Do interior da denúncia deveras articulada e do conselho pedido ao imperador sobre a práxis judiciária a adotar (Plínio tinha iniciado então – estamos em torno de 110-111 – a tarefa de governador do Ponto e da Bitínia), escolhemos um parágrafo interessante, recorrendo à edição antológica do epistolário de Plínio, que Giulio Vannini publicou mediante a seleção de 50 das mais de 350 cartas que chegaram até nós, oferecendo-as no original latino.
Era-lhes «habitual reunir-se antes da aurora de um dia estabelecido [o domingo], recitar alternadamente um hino a Cristo como se fosse um deus, e comprometer-se com um juramento para não realizar qualquer delito, bem como para não cometer nem furtos, nem extorsão, nem adultério, a não trair a palavra dada e a não negar a restituição de um depósito se lhes tivesse sido pedido. No termo destas cerimónias, iam-se embora e reencontravam-se para consumar uma refeição, usual e inócua».
Já estava, portanto, consolidada uma prática litúrgica cristã específica que compreendia uma hinologia, diversamente interpretada pelos investigadores (antifonária, responsorial, batismal?), e sobretudo um banquete comunitário, a “ágape” eucarística.
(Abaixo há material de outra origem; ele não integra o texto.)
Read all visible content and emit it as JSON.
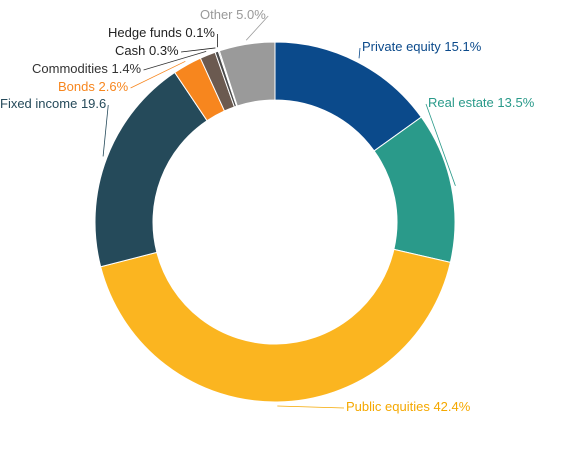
{
  "chart_data": {
    "type": "donut",
    "categories": [
      "Private equity",
      "Real estate",
      "Public equities",
      "Fixed income",
      "Bonds",
      "Commodities",
      "Cash",
      "Hedge funds",
      "Other"
    ],
    "values": [
      15.1,
      13.5,
      42.4,
      19.6,
      2.6,
      1.4,
      0.3,
      0.1,
      5.0
    ],
    "value_labels": [
      "15.1%",
      "13.5%",
      "42.4%",
      "19.6",
      "2.6%",
      "1.4%",
      "0.3%",
      "0.1%",
      "5.0%"
    ],
    "colors": [
      "#0b4a8b",
      "#2a9a8a",
      "#fbb520",
      "#254a5a",
      "#f7861e",
      "#6b5a50",
      "#4a4a4a",
      "#1a1a1a",
      "#9a9a9a"
    ]
  }
}
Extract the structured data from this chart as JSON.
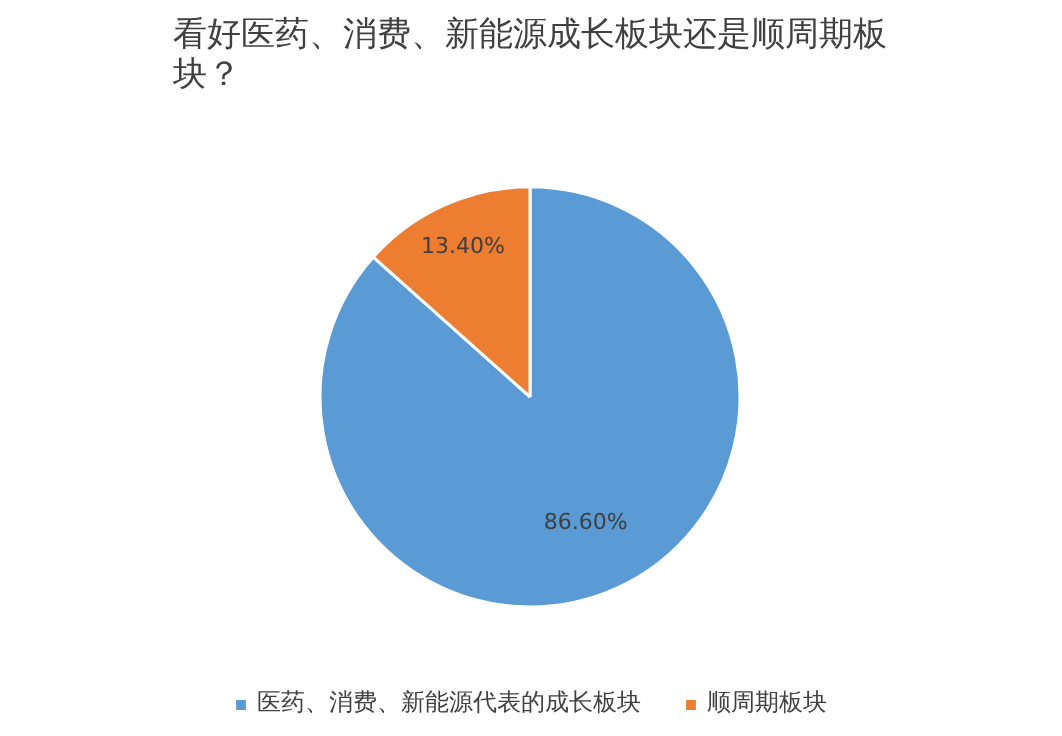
{
  "chart_data": {
    "type": "pie",
    "title": "看好医药、消费、新能源成长板块还是顺周期板块？",
    "categories": [
      "医药、消费、新能源代表的成长板块",
      "顺周期板块"
    ],
    "values": [
      86.6,
      13.4
    ],
    "colors": [
      "#5b9bd5",
      "#ed7d31"
    ],
    "value_labels": [
      "86.60%",
      "13.40%"
    ],
    "legend": "bottom"
  }
}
À dimensão cultual, Plínio acrescenta a ética, que torna a primitiva comunidade cristã exemplar aos próprios olhos de um pagão. A atestação é particularmente relevante também por uma razão histórica: é o primeiro testemunho externo da existência do cristianismo estruturado. Ela precede uma dezena de anos os famoso passo dos “Anais de Tácito” (XV, 44), em que no historiador romano evoca o incêndio de Roma, por obra de Nero, em 64, assinalando que o imperador «declarou culpados e votou aos tormentos mais atrozes aqueles que o vulgo chama cristianos … os quais tomavam o nome a partir de Cresto, condenado à morte pelo procurador Pôncio Pilatos sob o império de Tibério». Pouco depois, será Suetónio, no seu perfil do imperador Cláudio, a repropor a figura de «Cresto», considerado um personagem sedicioso através da sua comunidade de origem judaica.
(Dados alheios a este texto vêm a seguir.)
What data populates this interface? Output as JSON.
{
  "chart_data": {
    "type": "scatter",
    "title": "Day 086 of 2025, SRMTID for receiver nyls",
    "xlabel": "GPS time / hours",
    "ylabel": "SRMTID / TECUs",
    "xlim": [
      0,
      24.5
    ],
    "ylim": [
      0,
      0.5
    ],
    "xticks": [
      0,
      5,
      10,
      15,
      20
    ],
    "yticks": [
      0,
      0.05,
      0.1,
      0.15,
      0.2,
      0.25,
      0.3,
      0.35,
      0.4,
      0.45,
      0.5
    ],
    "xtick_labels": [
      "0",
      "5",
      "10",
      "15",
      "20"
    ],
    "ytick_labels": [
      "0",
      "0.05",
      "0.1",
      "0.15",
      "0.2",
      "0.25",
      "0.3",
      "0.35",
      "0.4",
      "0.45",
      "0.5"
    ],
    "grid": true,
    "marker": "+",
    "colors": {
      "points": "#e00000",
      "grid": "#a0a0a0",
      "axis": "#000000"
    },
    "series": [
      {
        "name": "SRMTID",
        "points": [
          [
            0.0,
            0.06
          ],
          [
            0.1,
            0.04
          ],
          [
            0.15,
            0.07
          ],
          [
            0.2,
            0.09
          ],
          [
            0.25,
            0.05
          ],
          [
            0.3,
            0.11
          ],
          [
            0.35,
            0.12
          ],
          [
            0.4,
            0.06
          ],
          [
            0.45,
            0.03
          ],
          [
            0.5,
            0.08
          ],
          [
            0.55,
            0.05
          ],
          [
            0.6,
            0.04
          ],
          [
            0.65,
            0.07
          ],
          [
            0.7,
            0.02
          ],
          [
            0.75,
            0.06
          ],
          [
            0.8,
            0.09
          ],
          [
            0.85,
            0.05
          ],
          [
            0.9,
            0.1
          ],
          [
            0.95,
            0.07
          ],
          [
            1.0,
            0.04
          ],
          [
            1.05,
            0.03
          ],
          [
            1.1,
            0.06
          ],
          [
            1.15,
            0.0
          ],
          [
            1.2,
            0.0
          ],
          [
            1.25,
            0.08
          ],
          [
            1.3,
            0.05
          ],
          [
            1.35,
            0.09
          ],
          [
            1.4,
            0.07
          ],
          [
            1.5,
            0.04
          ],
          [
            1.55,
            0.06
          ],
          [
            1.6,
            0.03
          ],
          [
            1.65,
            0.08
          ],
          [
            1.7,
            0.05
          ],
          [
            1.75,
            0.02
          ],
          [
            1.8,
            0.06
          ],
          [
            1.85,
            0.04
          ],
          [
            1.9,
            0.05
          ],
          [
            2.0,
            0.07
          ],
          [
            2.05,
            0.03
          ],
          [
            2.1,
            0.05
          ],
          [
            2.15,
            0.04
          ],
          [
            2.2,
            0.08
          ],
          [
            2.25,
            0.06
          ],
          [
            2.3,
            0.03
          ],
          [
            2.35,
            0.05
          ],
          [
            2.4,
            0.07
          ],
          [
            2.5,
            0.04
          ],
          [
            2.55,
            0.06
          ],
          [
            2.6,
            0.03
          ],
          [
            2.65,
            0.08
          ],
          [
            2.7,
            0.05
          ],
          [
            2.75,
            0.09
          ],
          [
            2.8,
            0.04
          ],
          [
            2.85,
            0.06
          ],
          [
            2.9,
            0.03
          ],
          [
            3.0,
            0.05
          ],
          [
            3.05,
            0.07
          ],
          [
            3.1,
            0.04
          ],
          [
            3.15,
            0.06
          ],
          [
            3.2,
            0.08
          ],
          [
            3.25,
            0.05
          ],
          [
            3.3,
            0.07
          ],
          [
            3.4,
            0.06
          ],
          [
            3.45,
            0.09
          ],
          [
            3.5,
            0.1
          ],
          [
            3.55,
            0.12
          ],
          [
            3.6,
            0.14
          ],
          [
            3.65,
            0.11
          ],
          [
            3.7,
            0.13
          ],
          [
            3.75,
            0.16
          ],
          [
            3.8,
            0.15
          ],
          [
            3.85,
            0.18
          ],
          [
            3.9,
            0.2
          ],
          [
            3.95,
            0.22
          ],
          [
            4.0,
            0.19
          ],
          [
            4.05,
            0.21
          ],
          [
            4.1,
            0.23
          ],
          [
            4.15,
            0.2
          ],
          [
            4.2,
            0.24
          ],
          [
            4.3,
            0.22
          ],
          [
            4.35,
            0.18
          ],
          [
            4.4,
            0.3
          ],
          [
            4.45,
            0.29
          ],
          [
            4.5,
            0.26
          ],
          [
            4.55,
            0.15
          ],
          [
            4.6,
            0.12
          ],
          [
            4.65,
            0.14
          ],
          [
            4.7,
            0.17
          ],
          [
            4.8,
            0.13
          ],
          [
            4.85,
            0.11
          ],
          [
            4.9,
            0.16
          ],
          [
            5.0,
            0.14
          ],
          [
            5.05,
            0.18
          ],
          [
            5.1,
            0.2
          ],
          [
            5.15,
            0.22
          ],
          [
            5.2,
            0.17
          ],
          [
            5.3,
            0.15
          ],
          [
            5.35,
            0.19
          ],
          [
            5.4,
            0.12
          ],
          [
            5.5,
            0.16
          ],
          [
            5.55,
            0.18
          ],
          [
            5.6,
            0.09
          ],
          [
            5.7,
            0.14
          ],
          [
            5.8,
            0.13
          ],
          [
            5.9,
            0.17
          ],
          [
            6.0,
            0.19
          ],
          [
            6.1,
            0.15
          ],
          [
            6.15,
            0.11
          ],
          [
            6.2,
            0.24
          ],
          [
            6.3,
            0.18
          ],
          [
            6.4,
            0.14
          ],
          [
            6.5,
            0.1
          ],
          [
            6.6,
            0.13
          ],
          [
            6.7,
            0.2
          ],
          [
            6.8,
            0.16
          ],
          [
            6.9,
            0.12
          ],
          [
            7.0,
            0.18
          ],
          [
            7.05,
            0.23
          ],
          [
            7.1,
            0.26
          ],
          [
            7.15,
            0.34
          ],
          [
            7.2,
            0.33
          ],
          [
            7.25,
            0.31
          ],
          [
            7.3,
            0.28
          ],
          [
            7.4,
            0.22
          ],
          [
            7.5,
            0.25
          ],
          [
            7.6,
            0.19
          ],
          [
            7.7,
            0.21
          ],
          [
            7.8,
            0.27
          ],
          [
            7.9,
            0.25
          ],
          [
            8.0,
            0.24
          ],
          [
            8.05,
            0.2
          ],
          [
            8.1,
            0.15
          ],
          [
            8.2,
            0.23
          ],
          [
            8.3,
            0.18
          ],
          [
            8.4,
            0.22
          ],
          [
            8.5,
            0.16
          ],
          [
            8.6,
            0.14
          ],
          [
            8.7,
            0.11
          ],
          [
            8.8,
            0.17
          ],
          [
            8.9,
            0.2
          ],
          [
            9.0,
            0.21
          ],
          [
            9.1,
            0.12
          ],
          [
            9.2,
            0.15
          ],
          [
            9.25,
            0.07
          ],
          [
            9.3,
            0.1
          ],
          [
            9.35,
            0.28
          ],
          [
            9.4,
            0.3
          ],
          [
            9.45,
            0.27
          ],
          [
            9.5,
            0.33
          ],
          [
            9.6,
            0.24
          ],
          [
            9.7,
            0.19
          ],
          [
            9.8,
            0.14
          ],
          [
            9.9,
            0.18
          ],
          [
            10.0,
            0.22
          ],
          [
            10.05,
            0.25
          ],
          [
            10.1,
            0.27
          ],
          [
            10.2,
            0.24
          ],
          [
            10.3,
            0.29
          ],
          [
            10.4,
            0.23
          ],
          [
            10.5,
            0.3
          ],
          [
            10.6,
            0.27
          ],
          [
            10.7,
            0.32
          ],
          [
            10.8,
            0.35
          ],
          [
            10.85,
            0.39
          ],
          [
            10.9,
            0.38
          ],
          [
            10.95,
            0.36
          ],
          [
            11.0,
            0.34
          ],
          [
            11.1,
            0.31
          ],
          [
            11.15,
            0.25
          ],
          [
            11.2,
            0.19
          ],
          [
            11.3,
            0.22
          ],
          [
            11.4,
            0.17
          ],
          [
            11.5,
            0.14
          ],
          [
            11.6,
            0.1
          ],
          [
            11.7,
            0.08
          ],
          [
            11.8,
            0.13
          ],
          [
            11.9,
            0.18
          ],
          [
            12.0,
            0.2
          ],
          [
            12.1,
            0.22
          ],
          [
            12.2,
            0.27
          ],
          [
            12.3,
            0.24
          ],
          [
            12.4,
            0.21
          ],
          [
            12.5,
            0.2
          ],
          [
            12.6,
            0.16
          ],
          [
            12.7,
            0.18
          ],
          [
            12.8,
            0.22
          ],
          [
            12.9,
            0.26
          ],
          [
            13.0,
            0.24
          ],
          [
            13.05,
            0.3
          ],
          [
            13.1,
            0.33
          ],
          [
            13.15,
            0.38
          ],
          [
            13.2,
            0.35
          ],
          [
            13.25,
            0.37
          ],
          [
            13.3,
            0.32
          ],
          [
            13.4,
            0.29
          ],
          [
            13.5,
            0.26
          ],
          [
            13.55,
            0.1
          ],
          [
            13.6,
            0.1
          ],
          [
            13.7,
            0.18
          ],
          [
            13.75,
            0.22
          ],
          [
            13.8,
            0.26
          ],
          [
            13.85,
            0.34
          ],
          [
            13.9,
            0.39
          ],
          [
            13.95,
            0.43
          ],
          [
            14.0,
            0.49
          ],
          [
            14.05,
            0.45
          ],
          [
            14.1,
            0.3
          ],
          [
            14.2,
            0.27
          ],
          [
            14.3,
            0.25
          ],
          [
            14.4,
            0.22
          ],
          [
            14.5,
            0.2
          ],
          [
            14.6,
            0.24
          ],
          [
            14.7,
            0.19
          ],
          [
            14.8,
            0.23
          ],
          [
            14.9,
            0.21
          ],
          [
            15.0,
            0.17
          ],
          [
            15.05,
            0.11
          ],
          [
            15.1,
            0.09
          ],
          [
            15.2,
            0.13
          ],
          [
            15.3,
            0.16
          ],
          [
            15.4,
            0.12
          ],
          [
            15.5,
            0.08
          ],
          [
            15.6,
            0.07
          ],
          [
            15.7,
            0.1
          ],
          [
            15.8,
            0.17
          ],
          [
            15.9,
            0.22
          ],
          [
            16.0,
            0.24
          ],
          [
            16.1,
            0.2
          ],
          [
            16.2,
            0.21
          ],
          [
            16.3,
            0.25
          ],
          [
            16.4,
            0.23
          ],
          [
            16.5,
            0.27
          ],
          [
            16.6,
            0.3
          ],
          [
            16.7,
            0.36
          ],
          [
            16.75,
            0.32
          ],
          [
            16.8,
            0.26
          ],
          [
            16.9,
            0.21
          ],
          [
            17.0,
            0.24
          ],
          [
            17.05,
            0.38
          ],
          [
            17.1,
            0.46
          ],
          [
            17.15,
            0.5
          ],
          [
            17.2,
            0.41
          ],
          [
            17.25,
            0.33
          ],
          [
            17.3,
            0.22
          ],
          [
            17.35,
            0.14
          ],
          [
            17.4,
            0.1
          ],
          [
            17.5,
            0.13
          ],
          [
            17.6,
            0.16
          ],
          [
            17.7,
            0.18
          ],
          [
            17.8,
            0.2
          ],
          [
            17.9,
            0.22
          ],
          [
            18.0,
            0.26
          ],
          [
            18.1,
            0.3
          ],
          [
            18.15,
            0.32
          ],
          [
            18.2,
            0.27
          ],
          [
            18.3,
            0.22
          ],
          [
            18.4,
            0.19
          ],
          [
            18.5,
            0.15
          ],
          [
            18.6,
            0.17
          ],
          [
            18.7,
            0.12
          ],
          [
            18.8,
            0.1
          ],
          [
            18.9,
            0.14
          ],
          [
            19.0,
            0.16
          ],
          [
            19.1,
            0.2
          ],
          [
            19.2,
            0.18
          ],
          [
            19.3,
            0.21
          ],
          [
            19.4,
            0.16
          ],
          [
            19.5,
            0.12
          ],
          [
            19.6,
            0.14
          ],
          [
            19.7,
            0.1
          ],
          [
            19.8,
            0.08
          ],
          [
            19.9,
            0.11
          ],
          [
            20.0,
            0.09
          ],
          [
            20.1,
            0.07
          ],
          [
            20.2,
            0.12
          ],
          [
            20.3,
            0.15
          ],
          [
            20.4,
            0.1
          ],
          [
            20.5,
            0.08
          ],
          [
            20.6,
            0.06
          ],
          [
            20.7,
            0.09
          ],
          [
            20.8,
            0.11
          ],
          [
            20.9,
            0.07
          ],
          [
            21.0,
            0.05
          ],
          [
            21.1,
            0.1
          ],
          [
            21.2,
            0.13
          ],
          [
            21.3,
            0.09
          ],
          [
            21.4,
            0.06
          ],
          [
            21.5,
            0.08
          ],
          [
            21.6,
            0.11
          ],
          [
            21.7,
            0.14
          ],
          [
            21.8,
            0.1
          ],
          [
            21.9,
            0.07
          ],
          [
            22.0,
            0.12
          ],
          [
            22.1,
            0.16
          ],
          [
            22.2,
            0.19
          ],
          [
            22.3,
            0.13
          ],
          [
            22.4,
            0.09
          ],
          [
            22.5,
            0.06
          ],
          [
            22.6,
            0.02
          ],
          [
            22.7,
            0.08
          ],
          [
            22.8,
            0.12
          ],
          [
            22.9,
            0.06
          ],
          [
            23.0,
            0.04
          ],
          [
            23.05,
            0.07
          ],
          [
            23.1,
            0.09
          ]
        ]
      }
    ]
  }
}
Passamos agora a outro acontecimento cronologicamente posterior, que, todavia, se coloca no mesmo século II. Entre em cena um personagem enigmático, o armador Marcião, originário do Ponto, chegado a Roma em torno de 140, imperando então Antonino Pio. Temos, neste caso, o emergir de um fenómeno que repetidamente sacudirá a Igreja das origens, classificado como heresia, conceito muito complexo e polivalente. Acolhido pela comunidade cristã romana, Marcião depressa se revela um protagonista do dissenso da ortodoxia dominante, ao ponto de criar uma fratura que o impele a deixar Roma, para pregar o seu verbo na região mediterrânica.
O famoso estudioso alemão Adolf von Harnack (1851-1930) chegou ao ponto de escrever no seu ensaio dedicado a Marcião que «ele foi a figura mais significativa entre Paulo e Agostinho»
A tese central da sua doutrina pode ser rubricada, de maneira simplificada, como um dualismo. Por um lado, há o Deus da Bíblia judaica, um criador opressivo, moralmente arbitrário e tutor rígido da sua justiça; por outro, eis o Deus do amor anunciado por Jesus, que oferece uma salvação universal pela graça, atuando-a através do sacrifício do seu Filho, que liberta a humanidade da condenação infligifa pelo Deus do Antigo Testamento. É óbvia, nesta conceção, a radicalização da teologia paulina sobre a lei e sobre a graça. Marcião é, talvez, o primeiro a delinear um cânone das Sagradas Escrituras autênticas, naturalmente só do Novo Testamento, em que o coração é colocado no Evangelho e no epistolário paulino.
Ora, nesta operação, que envolverá ao longo de percursos múltiplos toda a Igreja das origens, o nosso personagem introduz uma espécie de eixo evangélico estrutural: aquele que vem a ser definido como o “Evangelho de Marcião”; modulado e modelado sobre o de Lucas. Temos a possibilidade de o ler através da reconstrução do texto grego feita por Andrea Nicolotti, que junta uma versão comentada na qual se evidencia a filigrana textual originária. O evangelho marcionita é recomposto criticamente de maneira conjuntural sobre a base das citações e excertos que chegaram até nós através de alguns escritores cristãos antigos, entre os quais avulta Tertuliano, com o seu tratado “Contra Marcionem”.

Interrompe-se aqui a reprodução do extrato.